Wie wir das Fach Deutsch sehen

Manfred Huth / Christoph Joachim Schröder

In: Hits für den Unterricht. Bd.1. Das schnelle Nachschlagewerk für die Fächer
eutsch, Deutsch als Zweitsprache, Englisch, Französisch. Band 1. Reinbek: Rowohlt 1989. S. 15-17.

Die Auswahlkriterien für die vorgestellten Materialien resultieren aus unseren Vorstellungen von Deutschunterricht - aus unserer Praxis, wie wir das Fach unterrichten:

1.Wir arbeiten möglichst Lehrbuchunabhängig, also mit Arbeitsblättern, Folien, Matrizen, Zeitungsausschnitten, Hörspielen usw. ... D. h., wir wenden uns an LehrerInnen, die sich ihre Unterrichtseinheiten selber zusammenstelen. Das bedeutet zwar mehr Arbeit, andererseits aber Freiheit von vorgegebenen Konzepten. Vor allem einen Freiraum von kultusbürokratischer Zensur, also einen politischen Freiraum. Nichts gegen Lesebücher - es gibt eine ganze Reihe brauchbarer - aber sie sind oft genug von Aktualität gereinigt, von wirklich brisanten und konflikthaltigen Texten. Deshalb haben wir keine Lesebücher und auch keine Sprachbücher rezensiert, sondern vor allem einzelne Materialien, die Bausteine für ein eigenes Curriculum abgeben können. Will man dem Entpolisierungs- und Harmonisierungszwang herkömmlicher Schulbücher entgehen, ist man auf laufendes Sichten von Material angewiesen. Vor allem alternatives Material aus kleinen Verlagen haben wir berücksichtigt und "Kleinodien", die irgendwo versteckt sind. Denn manchmal ist ein Schulbuch nicht verwendbar - mit einer Ausnahme: auf irgendeiner Seite steht ein Wahnsinnstext, ein "Selbstläufer", der Schüler und SchülerInnen schlagartig die Augen öffnet. Oft werden solche Materialien übersehen. Ihnen nachzuspüren haben unter anderem als eine wichtige Aufgabe angesehen. So finden sich bei einigen Rezensionen Angaben einzelner Seiten, Geheimtips gleichsam. Man braucht sich das Buch nur auf diese Seite hin anzusehen und nachzuschauen, ob sie für den eigenen Unterricht von Nutzen sein kann.

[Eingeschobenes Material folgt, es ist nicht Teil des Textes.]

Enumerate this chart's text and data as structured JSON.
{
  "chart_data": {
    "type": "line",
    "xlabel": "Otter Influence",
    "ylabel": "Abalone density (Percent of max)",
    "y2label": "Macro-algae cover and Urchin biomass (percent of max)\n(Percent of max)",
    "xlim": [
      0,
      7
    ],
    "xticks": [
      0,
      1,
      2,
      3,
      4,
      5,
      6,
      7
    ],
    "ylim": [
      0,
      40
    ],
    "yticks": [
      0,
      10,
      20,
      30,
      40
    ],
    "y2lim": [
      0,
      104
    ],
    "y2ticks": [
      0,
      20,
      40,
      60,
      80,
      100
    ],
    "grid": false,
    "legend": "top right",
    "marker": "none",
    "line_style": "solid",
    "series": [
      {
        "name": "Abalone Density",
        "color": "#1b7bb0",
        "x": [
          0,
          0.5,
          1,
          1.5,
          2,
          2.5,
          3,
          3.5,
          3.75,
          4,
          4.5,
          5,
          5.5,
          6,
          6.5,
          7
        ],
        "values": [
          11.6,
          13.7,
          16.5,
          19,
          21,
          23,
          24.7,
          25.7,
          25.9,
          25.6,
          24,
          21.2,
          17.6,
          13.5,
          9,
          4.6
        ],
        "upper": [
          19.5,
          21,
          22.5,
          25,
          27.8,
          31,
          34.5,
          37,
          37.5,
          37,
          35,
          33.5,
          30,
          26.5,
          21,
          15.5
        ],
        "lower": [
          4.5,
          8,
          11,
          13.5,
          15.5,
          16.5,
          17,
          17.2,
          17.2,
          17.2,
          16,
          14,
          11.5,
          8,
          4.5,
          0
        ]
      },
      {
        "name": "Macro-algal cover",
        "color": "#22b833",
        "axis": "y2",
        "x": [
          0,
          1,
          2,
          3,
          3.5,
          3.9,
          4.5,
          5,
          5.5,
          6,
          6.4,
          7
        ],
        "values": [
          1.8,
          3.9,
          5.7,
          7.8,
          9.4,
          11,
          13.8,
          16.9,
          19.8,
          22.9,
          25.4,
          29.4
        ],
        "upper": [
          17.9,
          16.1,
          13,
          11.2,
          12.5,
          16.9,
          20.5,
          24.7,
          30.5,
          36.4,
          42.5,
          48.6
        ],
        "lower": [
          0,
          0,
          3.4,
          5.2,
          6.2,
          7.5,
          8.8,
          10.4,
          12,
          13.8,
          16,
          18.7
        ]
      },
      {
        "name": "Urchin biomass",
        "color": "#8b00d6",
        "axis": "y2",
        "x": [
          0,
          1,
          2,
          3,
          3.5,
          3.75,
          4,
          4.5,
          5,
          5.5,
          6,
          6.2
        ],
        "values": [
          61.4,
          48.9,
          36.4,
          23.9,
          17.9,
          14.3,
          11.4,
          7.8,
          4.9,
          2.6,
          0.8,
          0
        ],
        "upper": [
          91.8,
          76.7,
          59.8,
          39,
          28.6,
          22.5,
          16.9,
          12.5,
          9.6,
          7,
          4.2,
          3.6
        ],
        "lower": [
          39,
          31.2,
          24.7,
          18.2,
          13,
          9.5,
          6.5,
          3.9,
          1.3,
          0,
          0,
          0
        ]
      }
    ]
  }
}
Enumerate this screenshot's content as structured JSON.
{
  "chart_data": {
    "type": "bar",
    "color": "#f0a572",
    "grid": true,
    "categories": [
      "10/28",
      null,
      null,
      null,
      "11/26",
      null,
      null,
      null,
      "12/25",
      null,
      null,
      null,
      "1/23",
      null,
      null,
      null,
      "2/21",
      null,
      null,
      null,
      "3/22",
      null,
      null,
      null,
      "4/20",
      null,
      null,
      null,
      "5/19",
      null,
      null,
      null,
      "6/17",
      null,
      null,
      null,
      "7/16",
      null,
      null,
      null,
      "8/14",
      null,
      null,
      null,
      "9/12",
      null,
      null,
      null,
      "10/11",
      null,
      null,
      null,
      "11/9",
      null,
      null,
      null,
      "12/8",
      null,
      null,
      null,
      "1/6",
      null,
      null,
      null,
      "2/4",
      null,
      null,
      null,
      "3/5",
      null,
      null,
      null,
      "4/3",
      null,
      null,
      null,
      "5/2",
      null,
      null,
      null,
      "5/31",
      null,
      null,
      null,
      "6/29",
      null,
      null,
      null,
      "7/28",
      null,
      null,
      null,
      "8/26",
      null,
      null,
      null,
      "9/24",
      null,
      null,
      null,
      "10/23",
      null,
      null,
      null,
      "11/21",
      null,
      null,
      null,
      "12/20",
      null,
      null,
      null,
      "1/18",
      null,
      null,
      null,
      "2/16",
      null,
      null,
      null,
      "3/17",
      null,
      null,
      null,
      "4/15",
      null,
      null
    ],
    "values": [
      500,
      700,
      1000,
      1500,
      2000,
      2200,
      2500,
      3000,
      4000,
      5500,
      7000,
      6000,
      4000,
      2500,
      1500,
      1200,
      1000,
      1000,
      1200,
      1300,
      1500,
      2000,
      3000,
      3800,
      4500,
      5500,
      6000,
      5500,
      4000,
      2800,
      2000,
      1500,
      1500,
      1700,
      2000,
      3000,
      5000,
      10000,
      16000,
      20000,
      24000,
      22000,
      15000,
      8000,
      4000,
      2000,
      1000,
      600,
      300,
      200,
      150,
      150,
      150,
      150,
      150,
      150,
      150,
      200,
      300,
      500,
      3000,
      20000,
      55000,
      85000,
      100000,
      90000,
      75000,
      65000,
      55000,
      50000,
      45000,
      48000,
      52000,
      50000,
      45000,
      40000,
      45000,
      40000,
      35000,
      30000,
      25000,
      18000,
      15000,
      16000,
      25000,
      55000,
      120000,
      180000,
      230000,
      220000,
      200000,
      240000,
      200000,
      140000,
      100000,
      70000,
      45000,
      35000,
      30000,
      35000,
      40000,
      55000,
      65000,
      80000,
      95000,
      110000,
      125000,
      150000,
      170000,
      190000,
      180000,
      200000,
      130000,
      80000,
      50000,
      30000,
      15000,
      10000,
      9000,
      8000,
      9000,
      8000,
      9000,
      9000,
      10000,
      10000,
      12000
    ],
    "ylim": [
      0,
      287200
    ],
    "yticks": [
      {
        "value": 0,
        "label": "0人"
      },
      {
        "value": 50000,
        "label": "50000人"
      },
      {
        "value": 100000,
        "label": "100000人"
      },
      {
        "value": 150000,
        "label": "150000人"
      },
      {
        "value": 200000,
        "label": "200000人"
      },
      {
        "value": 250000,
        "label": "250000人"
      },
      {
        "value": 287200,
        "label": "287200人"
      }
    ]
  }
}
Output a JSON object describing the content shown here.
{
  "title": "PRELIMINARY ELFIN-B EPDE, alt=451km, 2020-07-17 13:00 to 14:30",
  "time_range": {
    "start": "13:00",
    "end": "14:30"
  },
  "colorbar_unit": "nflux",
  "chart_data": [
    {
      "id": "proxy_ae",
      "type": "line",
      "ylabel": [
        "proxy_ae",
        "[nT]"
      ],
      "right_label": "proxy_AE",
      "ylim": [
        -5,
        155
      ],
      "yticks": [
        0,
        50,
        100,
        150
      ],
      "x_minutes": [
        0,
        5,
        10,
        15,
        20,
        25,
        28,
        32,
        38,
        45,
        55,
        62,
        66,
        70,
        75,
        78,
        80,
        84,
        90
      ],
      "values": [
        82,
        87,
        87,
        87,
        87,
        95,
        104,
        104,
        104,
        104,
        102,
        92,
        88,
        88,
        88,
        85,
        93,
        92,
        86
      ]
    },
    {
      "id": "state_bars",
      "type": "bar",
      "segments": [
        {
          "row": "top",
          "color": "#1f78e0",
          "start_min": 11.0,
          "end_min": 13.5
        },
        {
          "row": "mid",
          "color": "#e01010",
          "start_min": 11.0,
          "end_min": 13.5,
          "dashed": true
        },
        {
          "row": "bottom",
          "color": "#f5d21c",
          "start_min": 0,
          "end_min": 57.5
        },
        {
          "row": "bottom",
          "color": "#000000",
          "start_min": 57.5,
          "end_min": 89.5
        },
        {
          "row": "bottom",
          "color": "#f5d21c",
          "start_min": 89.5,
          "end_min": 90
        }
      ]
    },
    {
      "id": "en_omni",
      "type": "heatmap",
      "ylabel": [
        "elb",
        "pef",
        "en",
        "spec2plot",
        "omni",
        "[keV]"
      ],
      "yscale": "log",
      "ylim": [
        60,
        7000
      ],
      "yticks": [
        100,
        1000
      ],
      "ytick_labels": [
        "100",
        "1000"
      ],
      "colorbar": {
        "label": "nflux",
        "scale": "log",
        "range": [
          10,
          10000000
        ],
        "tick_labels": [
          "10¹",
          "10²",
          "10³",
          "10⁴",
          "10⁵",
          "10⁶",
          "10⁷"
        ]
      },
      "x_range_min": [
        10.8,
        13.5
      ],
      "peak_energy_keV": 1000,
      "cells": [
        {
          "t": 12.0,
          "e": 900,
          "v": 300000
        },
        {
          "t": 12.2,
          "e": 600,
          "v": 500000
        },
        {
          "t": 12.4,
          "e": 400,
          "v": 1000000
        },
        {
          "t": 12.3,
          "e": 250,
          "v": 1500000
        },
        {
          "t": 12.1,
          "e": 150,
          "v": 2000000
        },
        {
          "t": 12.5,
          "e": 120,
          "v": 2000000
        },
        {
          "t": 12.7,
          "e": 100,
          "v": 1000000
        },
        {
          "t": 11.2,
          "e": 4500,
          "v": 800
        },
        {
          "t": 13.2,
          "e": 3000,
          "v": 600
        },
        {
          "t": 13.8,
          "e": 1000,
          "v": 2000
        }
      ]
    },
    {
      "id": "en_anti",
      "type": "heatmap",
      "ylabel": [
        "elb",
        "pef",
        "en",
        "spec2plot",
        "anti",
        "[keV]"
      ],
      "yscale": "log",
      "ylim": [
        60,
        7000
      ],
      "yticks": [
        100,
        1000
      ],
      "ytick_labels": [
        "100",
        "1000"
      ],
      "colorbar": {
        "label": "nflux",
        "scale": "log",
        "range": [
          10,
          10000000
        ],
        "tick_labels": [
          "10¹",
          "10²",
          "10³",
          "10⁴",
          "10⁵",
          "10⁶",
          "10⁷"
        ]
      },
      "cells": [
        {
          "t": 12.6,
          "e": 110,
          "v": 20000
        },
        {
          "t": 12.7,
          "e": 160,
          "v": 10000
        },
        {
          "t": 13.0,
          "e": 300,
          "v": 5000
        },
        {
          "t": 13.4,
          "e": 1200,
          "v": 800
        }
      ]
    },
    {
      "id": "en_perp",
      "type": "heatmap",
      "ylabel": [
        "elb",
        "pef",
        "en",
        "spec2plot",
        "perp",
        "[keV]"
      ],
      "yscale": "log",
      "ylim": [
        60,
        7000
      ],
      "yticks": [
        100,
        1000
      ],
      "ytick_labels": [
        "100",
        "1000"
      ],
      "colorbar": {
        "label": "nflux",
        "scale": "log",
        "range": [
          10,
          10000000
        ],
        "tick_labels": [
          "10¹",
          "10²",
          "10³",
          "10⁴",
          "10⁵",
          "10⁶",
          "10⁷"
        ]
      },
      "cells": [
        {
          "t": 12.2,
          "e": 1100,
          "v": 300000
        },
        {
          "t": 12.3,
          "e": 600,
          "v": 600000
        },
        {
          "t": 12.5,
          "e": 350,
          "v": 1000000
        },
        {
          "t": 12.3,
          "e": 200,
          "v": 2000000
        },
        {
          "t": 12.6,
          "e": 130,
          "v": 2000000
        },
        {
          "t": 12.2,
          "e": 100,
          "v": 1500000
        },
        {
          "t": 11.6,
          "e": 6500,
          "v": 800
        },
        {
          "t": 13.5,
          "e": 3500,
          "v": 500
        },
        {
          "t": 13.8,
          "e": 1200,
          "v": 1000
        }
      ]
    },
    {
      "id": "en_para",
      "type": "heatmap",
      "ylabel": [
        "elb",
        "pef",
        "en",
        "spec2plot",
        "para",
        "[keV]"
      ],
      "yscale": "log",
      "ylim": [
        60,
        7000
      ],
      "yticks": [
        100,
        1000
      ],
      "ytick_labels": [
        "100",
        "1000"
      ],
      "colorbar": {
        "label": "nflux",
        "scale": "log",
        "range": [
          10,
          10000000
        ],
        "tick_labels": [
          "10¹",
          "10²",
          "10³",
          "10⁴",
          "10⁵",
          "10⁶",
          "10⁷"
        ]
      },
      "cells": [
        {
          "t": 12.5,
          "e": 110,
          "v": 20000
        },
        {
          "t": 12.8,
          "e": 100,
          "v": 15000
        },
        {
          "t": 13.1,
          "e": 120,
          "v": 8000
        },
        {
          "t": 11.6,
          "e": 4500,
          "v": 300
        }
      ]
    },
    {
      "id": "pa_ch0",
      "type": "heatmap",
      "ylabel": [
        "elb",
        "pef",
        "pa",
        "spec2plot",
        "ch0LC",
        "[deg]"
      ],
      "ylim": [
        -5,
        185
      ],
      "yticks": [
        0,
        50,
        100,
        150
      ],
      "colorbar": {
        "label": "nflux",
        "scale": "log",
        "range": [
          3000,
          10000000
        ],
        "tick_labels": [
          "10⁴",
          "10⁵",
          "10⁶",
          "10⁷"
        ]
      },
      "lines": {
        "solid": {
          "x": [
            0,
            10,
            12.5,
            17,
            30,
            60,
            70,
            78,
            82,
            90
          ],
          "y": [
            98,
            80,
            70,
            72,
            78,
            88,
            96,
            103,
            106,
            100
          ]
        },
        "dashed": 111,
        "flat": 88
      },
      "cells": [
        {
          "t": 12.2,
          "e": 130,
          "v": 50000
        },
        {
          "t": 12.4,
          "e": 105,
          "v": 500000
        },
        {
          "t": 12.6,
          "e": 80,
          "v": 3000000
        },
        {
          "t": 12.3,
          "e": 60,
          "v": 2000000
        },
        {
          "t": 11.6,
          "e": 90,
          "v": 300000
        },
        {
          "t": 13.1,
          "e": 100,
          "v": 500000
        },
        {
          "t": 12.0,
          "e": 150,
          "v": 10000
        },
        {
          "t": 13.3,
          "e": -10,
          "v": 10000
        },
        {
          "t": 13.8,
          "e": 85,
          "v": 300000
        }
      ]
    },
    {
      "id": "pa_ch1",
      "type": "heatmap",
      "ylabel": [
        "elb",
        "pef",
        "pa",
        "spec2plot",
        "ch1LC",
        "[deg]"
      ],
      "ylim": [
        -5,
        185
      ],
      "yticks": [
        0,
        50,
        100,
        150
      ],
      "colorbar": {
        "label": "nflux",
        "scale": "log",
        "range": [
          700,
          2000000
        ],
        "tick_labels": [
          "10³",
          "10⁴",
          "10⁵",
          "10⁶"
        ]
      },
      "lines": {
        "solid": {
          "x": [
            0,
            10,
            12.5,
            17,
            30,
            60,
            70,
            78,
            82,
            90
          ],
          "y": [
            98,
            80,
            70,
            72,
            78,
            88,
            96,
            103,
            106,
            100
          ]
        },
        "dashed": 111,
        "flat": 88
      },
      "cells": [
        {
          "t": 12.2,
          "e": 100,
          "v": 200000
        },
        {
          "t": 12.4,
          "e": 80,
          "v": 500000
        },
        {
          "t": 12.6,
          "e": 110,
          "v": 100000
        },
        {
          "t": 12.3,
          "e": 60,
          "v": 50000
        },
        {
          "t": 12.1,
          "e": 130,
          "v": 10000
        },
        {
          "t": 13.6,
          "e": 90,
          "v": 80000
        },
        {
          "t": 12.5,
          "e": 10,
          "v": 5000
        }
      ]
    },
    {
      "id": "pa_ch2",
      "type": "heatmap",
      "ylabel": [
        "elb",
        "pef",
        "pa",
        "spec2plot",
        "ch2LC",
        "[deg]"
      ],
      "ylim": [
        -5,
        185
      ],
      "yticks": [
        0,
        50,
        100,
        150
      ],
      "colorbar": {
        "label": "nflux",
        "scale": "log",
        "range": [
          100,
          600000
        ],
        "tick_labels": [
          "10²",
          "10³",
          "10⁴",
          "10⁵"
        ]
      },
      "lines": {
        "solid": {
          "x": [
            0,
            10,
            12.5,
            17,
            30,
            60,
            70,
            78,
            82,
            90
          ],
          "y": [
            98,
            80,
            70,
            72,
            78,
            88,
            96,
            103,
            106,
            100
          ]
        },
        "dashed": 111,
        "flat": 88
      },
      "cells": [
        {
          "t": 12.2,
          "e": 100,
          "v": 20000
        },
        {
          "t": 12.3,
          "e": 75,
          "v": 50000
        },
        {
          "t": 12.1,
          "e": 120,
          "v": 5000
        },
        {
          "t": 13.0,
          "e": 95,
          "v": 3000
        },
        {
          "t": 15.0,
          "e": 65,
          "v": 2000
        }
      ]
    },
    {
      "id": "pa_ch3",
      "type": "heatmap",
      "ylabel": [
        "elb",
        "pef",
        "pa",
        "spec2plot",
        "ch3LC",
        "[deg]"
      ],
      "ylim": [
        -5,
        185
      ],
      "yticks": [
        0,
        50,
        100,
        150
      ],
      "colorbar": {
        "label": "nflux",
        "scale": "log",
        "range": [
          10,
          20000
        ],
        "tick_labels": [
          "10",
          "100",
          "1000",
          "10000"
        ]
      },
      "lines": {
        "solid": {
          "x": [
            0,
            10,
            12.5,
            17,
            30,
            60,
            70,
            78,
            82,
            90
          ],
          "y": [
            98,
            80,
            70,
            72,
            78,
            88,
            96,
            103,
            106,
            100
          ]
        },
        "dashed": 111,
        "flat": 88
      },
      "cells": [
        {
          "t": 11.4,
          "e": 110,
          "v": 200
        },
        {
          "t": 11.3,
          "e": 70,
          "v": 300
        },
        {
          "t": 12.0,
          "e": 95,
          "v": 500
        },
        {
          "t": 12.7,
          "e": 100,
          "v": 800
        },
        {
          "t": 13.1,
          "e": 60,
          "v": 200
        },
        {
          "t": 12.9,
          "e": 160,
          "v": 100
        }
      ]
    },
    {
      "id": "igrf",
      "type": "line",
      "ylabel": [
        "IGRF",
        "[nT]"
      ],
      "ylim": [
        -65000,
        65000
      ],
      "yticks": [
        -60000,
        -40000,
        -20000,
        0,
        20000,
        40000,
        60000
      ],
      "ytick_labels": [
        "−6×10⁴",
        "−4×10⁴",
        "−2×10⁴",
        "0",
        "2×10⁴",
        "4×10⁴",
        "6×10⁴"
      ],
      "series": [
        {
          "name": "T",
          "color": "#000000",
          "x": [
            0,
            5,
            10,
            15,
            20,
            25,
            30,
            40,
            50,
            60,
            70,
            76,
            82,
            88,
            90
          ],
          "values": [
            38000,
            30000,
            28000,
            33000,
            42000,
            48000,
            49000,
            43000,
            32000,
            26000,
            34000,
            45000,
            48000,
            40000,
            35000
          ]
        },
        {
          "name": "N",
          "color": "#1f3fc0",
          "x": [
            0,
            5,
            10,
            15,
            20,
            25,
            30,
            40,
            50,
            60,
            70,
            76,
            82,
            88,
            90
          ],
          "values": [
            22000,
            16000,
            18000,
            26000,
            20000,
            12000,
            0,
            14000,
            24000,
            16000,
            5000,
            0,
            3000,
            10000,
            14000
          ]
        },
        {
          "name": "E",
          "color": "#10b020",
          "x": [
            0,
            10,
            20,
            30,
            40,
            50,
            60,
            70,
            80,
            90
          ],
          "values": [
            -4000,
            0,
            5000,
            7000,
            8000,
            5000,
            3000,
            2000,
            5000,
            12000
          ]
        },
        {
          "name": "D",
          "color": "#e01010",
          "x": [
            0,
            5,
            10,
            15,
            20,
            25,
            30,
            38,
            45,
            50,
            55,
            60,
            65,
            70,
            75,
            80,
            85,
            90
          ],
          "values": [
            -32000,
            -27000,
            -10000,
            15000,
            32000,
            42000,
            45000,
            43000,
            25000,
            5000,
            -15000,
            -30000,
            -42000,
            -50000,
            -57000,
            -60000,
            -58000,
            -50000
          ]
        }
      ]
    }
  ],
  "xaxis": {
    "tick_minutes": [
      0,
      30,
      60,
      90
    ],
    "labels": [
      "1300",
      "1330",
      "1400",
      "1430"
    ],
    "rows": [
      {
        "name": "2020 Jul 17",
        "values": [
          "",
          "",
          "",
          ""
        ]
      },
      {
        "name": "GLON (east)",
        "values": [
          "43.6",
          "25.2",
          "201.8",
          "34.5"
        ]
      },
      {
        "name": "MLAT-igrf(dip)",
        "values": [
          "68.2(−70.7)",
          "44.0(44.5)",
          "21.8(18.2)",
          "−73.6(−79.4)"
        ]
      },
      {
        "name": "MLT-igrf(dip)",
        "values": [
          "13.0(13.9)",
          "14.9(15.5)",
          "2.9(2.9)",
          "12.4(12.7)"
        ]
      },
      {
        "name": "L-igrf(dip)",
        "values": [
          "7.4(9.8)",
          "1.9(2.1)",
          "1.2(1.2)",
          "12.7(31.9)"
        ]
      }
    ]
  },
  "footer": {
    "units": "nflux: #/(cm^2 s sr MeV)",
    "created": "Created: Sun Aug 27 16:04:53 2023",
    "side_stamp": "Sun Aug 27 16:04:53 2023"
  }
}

2. Wir haben ein politisches Verständnis von Deutschunterricht. Nicht, daß statt Deutsch auf einmal Politikunterricht gemacht wird - die Gefahr besteht durchaus. Der Deutschunterricht muß aber immer auch bewußt seinen politischen Horizont mitberücksichtigen. Das hat sich auf unsere Auswahl ausgewirkt.Material zu Verschleierung, zur Harmonisierung der Wirklichkeit und zur Entpolitisierung der Schüler (Rechtschreibübungen bis zum Erbrechen, um den Schülern das Denken abzutrainieren und sie an ordentliches Ausführen sinnentleerter Aufgaben zu gewöhnen) wurde von uns nicht zur Kenntnis genommen. Sprachlehre und Rechtschreibung sehen wir nicht als isolierte Teilbereiche des Deutschunterrichts, sondern meinen, es sei allein sinnvoll, sie in Projekten funktional zu üben. Wir lehnen einen reinen Grammatikunterricht ab. Es gibt genügend Untersuchungen, die zeigen, daß reiner Grammatikunterricht in der Muttersprache keinerlei Kompetenzerweiterung mit sich bringt. Bei Rechtschreibung ist das etwas anderes. Hier kann manchmal gezielte individuelle Hilfe in Trainingsform nützlich sein. Deshalb haben wir auch ein relativ breites Angebot von Rechtschreibhilfen besprochen. Wir glauben, daß die Verfügung über ein breites Spektrum von Rechtschreibhilfen (Wortkarten, Arbeitsblätter, Tests, Programme usw.) dem Lehrer helfen, individuell und variabel zu arbeiten.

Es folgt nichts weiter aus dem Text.